Since then, it has successfully drawn customers with his attractive Islamic calligraphy. Naming his business Zayn Calligraphy, Muhammad Hamizan shared that he started by writing Islamic calligraphy on keychains, and later extended to working on mini canvas (with or without stand) with different sizes, bookmarks, art cards, notebooks, wooden flash drives and logos for companies or wedding card invitations.
“The idea to make keychains with written calligraphy on them started with my own creativity. It just came like that,” he said.
“Most of the materials to produce the products are from Brunei and some I get in Malaysia.”
For Islamic calligraphy art on canvas, he said that it takes anywhere from three to four days or even a week to complete, depending on the sizes and lengths of the sentences, as he uses three different writing styles – Diwani Jali, Thuluth and Nasakh.
Apart from handwriting calligraphy, he also uses digital calligraphy to be written on wooden flash drives or T-shirts in collaboration with other experts. His masterpieces are mostly handwritten.
Venturing into business, one of the common problems is not making profit, and Muhammad Hamizan has had the experience of going through periods of great losses rather than receiving profit.
Yet it did not stop him from continuing his passion.
“Losing in business is normal, and it taught me to further enhance my skills and talents in Islamic handwriting calligraphy. We rarely see our locals involved in this field. We should keep promoting Islamic calligraphy especially among youth,” he said.
He added that there are times when he receives many customers’ orders, saying, “I have to complete their orders on time because different products will have different times or period to be completed.”
While he started the business alone, he now has a team of seven. All profits are shared among his team partners, who are mostly still studying.

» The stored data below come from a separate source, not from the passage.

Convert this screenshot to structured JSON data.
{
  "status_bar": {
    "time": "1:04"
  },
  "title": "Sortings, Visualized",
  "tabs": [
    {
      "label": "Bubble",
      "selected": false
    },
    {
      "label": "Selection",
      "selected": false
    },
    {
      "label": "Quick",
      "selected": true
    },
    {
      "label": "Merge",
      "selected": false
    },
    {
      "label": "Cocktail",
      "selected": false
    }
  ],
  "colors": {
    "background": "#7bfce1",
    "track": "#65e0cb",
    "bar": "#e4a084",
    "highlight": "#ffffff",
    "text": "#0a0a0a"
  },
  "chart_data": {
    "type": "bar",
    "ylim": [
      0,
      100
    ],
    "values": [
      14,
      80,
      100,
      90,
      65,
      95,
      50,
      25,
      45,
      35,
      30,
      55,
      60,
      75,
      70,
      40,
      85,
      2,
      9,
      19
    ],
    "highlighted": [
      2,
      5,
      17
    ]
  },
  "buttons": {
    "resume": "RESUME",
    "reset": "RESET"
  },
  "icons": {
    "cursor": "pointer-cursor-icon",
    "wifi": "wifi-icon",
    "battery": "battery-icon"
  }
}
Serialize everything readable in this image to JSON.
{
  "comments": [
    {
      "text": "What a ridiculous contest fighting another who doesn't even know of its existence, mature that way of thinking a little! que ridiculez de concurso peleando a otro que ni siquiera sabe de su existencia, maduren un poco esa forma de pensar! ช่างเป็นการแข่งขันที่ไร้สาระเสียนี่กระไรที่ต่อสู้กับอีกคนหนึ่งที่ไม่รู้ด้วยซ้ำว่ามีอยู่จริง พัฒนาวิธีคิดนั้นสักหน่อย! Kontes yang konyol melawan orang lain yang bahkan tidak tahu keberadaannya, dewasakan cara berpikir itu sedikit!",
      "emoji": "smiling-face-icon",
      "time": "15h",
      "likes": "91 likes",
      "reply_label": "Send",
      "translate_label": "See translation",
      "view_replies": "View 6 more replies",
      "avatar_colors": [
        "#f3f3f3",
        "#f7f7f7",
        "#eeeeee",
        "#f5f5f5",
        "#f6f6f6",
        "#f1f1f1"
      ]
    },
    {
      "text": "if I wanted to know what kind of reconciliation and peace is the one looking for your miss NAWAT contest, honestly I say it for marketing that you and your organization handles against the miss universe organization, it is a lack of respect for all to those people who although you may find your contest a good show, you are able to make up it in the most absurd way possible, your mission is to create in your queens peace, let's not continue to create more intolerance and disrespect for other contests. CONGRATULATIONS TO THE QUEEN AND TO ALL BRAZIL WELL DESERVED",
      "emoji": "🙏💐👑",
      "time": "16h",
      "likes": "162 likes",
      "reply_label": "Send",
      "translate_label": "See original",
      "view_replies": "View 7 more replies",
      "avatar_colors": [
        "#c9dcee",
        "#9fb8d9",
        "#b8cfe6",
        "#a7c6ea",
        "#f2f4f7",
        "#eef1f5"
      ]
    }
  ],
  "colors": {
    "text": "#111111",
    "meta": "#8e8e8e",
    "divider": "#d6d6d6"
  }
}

On what is next, Muhammad Hamizan said, “For the time being, Zayn Calligraphy will be online-based and home-based. I will participate in events or festivals, as I am planning to attract more customers, and then open a shop for Islamic calligraphy art in the future.
“Zayn Calligraphy now has two Islamic calligraphy writers, two Roman calligraphy writers and others serving the customers including packaging and delivering.”
He shared that the development of Islamic calligraphy art among youth in Brunei is growing and there are many initiatives carried out, such as calligraphy workshops to attract interest among youth.
“In my opinion, the number of youth involved in this field is still low and mostly we can see only veterans are experts in this field,” he said.
After three years running a small business, his advice to those who are doing a business and studying at the same time is to continue to strive and manage their time in doing assignments, attending classes and doing a business, as time management is important.